Die Neufassung der Notfalldienstordnung umfasste 2007 dann vier Kernpunkte:

  1. Die Notdienstbereiche wurden vergrößert und dabei berücksichtigt, dass die Ärztinnen und Ärzte im Fahrdienst die Patienten in angemessener Zeit erreichen können bzw. die Patienten den Sitzdienst in den Praxen. Die KVN startete mit 78 Notdienstbereichen.
  2. In jedem Notdienstbereich wurde – soweit möglich – eine zentrale Notfallpraxis für den „Sitzdienst“ eingerichtet. 2007 gab es bereits 20 zentrale Notfallpraxen an Krankenhäusern.
  3. Eine Befreiung von der Verpflichtung zur Teilnahme am Notfalldienst war für niedergelassene Ärztinnen und Ärzte nur aus schwerwiegenden Gründen möglich.
  4. Jeder zum Notfalldienst verpflichte Arzt und jede Ärztin hatte den Dienst persönlich durchzuführen. Die Vertretung im allgemeinen Notfalldienst konnte grundsätzlich nur durch eine Ärztin oder einen Arzt erfolgen, die oder der die Voraussetzungen für die Eintragung in das Arztregister, also die Facharztweiterbildung, erfüllte.
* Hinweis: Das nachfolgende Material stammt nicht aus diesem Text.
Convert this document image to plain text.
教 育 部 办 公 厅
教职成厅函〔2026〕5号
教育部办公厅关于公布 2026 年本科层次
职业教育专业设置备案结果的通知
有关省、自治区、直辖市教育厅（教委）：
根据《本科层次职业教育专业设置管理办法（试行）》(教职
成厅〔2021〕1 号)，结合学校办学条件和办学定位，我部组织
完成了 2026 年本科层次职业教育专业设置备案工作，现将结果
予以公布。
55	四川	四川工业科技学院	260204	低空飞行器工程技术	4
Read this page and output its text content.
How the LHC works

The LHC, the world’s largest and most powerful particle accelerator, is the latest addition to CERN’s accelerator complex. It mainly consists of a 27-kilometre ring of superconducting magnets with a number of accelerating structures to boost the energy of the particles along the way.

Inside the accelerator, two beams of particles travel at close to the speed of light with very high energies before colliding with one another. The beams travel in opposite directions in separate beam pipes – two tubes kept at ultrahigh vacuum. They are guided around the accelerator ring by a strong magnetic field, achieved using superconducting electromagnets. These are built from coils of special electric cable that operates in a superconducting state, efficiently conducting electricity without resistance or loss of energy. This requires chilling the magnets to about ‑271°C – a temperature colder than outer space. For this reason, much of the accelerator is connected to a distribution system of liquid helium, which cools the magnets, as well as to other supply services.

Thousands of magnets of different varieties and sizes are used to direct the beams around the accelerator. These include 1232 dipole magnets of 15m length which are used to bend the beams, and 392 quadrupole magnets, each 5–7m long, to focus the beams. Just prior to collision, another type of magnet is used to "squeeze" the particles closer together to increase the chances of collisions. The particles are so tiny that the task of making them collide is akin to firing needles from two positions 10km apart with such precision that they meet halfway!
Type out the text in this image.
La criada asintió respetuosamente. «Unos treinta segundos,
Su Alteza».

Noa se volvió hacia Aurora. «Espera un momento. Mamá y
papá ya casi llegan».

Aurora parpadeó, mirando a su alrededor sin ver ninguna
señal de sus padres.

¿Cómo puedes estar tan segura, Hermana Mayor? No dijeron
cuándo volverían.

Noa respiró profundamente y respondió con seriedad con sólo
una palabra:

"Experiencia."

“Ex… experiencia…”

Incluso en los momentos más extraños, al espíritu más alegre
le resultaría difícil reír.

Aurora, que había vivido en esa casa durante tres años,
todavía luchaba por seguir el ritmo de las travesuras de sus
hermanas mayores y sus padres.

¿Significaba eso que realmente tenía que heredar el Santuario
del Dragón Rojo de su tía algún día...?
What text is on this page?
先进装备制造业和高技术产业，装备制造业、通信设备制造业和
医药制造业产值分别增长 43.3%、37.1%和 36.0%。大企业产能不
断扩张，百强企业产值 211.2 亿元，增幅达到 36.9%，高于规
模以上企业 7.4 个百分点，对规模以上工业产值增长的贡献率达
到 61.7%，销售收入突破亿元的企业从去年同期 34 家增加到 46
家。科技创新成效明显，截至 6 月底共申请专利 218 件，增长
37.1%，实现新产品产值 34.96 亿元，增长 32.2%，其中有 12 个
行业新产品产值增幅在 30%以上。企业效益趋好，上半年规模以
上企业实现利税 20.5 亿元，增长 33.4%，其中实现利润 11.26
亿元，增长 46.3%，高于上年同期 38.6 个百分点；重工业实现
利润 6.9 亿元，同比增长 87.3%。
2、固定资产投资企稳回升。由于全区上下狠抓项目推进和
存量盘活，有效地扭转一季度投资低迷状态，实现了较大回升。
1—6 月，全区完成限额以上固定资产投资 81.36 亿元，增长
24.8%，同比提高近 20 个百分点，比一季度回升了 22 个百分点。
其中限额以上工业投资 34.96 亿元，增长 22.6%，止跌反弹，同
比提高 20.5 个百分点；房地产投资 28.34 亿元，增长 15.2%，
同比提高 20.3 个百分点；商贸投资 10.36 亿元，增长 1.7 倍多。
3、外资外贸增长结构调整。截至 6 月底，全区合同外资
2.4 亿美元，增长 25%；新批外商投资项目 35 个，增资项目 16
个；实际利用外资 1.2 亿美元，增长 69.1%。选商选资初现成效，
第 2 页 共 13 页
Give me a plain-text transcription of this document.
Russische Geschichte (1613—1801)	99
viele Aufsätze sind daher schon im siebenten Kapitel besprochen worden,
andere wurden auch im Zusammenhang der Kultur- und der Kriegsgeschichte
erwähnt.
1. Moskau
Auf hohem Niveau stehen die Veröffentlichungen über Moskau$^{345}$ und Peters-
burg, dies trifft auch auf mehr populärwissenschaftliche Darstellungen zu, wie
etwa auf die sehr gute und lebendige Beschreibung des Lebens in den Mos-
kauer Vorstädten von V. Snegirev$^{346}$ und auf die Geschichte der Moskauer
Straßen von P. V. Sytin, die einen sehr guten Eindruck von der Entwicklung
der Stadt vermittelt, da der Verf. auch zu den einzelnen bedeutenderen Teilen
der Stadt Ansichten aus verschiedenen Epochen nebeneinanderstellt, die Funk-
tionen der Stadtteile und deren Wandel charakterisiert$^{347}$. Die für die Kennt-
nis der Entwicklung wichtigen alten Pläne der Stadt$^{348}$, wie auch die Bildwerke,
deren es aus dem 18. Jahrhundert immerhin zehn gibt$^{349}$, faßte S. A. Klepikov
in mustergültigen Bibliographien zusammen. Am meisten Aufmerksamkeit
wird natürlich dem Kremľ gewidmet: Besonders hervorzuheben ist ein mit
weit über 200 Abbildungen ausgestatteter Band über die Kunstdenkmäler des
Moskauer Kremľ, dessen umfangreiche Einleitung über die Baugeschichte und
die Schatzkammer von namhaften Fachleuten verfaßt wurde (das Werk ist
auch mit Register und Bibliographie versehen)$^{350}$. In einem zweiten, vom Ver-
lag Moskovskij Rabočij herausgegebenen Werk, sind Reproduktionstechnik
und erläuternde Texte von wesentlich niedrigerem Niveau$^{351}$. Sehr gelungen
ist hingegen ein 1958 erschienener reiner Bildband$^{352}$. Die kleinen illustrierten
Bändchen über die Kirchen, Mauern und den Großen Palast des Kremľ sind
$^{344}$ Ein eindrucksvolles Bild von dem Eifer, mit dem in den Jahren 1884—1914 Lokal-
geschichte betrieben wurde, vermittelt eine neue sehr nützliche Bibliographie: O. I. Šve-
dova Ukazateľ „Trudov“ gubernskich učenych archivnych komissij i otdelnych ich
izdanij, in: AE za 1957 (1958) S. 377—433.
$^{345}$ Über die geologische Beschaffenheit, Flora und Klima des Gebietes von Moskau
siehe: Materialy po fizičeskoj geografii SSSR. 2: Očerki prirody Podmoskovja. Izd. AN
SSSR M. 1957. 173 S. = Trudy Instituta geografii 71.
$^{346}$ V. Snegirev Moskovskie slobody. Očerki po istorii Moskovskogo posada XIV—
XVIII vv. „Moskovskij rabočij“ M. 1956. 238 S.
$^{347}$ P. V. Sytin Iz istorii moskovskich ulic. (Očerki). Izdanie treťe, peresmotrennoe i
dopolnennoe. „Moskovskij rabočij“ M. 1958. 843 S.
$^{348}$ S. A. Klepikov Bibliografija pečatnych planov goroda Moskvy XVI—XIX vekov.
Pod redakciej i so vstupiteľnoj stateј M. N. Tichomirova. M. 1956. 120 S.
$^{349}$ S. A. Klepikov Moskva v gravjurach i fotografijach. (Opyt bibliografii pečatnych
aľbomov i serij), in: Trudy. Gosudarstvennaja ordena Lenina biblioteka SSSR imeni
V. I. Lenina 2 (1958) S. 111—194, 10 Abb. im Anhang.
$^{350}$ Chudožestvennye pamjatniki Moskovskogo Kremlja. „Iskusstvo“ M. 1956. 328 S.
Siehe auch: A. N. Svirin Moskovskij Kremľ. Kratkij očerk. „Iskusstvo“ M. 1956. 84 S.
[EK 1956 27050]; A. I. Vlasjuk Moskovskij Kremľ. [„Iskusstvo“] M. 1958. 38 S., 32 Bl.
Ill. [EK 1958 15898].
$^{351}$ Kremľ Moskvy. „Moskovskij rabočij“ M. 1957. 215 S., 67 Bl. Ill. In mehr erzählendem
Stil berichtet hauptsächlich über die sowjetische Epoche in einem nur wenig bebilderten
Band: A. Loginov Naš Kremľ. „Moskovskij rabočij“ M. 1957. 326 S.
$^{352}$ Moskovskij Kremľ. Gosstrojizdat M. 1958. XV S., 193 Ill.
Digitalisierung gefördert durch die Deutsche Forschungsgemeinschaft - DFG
Anfangs gab es viel Kritik

Besonders in strukturschwachen Regionen Niedersachsens waren anfangs die Sorgen und Ängste der Bevölkerung und der Kommunalpolitiker laut geworden. Die Befürchtung: zentralisierte und große Notdienstbereiche verschlechtern die Versorgung der Patienten. Besonders die langen Anfahrtswege für Ärzte aber auch Patienten standen in der Kritik. Doch gerade die Zentralisierung der Praxen an den Krankenhäusern entwickelte sich schnell sehr positiv. Der Vorteil für die Patientinnen und Patienten bestand in der immer gleichen Anlaufstelle, die sie zu immer gleichen Zeiten erreichen konnten. Auch die Telefonnummer blieb in vielen Bereichen identisch.

Seit 2012 einheitliche Rufnummer 116117

Die 116117 wurde im April 2012 bundesweit einheitlich für den ärztlichen Bereitschaftsdienst eingeführt und löste die unterschiedlichen Telefonnummern ab. Das Personal der 116117 kann je nach Bedarf den Patienten an eine Bereitschaftspraxis vermitteln, einen Arzt nach Hause schicken oder bei der Suche nach einem kurzfristigen Termin bei einer Fachärztin oder einem Facharzt behilflich sein.

Fahrdienst in Niedersachsen bis zum Juni 2025

Seit 2007 kam es in Niedersachsen immer wieder zu Anpassungen im kassenärztlichen Bereitschaftsdienst. Bis zum Juni 2025 gab es insgesamt 75 Bereitschaftsdienstbereiche in Niedersachsen und 70 Bereitschaftsdienstpraxen in oder an Krankenhäusern. Pro Schicht wurden für den fahrenden Bereitschaftsdienst niedersachsenweit durchschnittlich 86 Ärztinnen und Ärzte eingeteilt.